The Philippine Congress yesterday threw out a second attempt to impeach President Gloria Arroyo over alleged election irregularities after a marathon all-night sitting.
The opposition, needing 78 votes for an impeachment, only managed 32 from the 236 House of Representatives legislators.
The vote was 173 against with one abstention, with 30 legislators not attending.
"After 17 hours of gruelling debate, no sleep and fatigue, I am happy to report to our nation, to our people that we have finally put an end to the impeachment complaint," House Speaker and Arroyo ally Jose de Venecia said.
Under the Constitution only one impeachment bid can be filed each year against a sitting president.
The opposition has been trying to remove Arroyo from office since she came to power in a hotly contested election in 2004.
They have claimed Arroyo stole the election from her rival the late film actor Fernando Poe.
The claim gained credence last year when the opposition produced a wiretap recording in which a woman, alleged to be Arroyo, called an election official to secure a million votes -- the margin of the president's victory.
Arroyo later apologized on national TV for a "lapse in judgement," saying she was only trying to protect her vote and not to cheat.
De Venecia urged Arroyo's opponents yesterday to end "poisonous, disruptive politics" and concentrate on helping the president solve the country's problems.

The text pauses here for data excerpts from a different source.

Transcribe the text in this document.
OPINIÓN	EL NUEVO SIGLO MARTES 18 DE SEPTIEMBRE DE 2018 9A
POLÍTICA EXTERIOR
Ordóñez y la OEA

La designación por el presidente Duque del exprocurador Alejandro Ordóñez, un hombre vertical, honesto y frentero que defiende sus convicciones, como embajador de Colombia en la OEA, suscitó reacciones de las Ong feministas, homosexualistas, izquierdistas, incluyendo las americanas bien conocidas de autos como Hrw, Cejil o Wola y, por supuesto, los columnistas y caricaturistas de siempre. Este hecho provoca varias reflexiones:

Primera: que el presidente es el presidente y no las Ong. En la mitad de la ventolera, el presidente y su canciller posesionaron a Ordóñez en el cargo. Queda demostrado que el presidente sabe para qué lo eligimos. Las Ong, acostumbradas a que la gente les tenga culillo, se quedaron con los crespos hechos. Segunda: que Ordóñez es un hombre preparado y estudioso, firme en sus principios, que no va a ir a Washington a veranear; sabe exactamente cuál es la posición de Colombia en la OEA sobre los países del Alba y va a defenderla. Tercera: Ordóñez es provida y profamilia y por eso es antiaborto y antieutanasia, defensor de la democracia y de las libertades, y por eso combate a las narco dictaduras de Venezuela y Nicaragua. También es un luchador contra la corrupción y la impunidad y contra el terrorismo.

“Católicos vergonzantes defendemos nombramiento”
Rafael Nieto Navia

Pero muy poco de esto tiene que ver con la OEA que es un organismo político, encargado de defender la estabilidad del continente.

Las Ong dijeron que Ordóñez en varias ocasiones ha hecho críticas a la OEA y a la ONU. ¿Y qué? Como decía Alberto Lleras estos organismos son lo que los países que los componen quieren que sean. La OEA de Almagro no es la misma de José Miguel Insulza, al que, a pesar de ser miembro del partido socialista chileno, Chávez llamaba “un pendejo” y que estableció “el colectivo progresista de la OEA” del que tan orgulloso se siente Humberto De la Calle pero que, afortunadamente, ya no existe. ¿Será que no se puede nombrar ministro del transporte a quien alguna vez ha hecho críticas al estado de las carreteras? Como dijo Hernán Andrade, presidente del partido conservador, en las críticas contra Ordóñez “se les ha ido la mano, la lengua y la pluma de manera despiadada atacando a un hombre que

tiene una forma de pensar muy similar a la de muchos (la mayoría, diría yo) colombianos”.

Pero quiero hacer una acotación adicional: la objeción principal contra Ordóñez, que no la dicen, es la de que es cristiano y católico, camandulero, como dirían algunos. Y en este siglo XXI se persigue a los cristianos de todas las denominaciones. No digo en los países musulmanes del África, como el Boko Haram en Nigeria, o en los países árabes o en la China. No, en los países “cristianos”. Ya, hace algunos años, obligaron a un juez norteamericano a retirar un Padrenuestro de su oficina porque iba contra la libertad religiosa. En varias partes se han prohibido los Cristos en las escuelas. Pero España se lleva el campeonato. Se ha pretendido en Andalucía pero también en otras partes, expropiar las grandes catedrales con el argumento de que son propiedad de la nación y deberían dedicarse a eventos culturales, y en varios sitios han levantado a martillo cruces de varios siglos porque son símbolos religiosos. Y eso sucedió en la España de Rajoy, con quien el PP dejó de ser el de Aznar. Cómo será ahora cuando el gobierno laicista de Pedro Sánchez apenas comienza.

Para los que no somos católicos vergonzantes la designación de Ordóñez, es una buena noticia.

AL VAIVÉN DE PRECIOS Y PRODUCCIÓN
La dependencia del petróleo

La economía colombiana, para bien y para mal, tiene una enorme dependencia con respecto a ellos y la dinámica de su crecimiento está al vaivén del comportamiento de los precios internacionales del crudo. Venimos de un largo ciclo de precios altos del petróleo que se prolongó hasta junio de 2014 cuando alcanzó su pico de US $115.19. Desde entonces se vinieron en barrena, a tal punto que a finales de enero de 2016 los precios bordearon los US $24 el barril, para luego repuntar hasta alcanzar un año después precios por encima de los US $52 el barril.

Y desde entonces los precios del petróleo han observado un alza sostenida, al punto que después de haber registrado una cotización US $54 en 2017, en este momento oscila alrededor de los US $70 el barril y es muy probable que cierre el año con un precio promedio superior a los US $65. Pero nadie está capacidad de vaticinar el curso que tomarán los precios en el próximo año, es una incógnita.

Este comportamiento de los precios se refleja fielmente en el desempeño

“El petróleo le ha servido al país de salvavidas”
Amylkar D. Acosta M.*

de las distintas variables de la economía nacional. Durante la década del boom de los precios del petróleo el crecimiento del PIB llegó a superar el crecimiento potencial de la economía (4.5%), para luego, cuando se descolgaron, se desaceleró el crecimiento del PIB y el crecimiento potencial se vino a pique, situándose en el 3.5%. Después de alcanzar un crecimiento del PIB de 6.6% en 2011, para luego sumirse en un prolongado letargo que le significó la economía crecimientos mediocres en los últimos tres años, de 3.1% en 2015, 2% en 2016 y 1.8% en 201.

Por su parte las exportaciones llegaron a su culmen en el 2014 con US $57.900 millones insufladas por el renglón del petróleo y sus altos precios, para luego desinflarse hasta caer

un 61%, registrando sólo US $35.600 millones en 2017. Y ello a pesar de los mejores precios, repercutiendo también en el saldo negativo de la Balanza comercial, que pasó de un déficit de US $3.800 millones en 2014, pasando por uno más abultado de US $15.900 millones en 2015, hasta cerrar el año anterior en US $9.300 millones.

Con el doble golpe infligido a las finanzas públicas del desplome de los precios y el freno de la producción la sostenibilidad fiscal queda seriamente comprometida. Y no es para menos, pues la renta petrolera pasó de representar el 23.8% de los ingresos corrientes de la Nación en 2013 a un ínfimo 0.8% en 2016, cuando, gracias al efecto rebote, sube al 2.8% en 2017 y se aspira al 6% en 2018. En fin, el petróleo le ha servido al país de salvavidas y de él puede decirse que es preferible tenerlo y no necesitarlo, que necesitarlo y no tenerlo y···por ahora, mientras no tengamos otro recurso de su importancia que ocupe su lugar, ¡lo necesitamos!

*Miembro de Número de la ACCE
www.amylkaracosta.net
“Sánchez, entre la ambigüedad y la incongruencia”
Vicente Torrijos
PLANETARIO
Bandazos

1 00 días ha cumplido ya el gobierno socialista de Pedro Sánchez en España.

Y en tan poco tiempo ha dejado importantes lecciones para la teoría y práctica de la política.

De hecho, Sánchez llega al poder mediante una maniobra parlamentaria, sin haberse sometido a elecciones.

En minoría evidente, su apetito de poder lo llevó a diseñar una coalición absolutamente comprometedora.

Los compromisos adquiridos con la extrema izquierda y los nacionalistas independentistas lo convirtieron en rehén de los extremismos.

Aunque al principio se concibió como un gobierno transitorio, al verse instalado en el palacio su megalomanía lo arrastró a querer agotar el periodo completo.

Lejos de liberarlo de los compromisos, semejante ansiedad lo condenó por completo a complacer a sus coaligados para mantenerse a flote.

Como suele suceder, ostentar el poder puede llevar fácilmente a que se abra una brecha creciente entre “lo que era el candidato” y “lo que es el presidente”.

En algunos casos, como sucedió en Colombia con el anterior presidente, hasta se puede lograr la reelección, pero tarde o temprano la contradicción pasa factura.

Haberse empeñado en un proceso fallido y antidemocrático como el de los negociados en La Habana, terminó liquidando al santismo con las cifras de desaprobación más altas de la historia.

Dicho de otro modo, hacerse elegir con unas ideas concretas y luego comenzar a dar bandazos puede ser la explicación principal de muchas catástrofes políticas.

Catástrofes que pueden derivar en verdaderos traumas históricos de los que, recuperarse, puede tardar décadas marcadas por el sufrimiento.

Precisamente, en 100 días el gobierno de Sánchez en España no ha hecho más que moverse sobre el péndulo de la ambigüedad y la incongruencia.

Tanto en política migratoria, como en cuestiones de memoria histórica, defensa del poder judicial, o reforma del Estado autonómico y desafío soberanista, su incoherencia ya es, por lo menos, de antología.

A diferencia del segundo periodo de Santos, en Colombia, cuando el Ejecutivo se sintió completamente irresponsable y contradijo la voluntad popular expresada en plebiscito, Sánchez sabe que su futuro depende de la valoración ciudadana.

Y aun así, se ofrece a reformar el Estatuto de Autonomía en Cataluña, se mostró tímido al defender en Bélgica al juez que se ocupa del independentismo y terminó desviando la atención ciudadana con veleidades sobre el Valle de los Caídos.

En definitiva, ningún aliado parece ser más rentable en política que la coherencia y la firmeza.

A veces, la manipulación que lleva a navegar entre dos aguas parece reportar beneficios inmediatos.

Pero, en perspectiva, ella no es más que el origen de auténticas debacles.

He said Arroyo called immediately after the vote and said she was happy that the debates were over.
Legislator Alan Peter Cayetano, one of those who led the impeachment bid, said the opposition had not decided whether to try again next year, conceding Arroyo had too much support in the house.
"We have always accepted defeat, but it's the consequences of that that we are worried about," he said, adding that he feared anti-Arroyo groups may be forced to hold huge street protests.
Arroyo's political adviser, Gabriel Claudio, said she was extending a hand of reconciliation to her opponents so the country of 84 million can move forward.
"The sooner the process of healing gets underway, the greater chances for the nation to achieve harmony, stability and economic growth," Claudio said.
Arroyo expressed "a sense of triumph and relief" after the final votes were counted, Claudio said.
The grueling session frayed some nerves but was starkly more subdued -- and at times comic -- than last year's vote.
At one particularly chaotic point, opposition lawmakers walked out of the impeachment proceedings, hurling documents to the air.
Meanwhile, aiming to intimidate the opposition, pro-Arroyo lawmakers turned to the macabre, saying the impeachment complaint was "dead on arrival," backed by seven black-draped boxes of alleged evidence that resembled "coffins for cadavers."
Opposition legislators shot back by suggesting that Arroyo's camp bribed some of their colleagues, who they said acted like hired guns and left the complaint "dead on the spot."
At the height of the debate, opposition Representative Alan Peter Cayetano offered three steamed duck eggs as a peace offering to his pro-administration adversary, setting off wild applause in Congress.
He handed over the popular delicacy called balut to Representative Luis Villafuerte, who broke into a smile.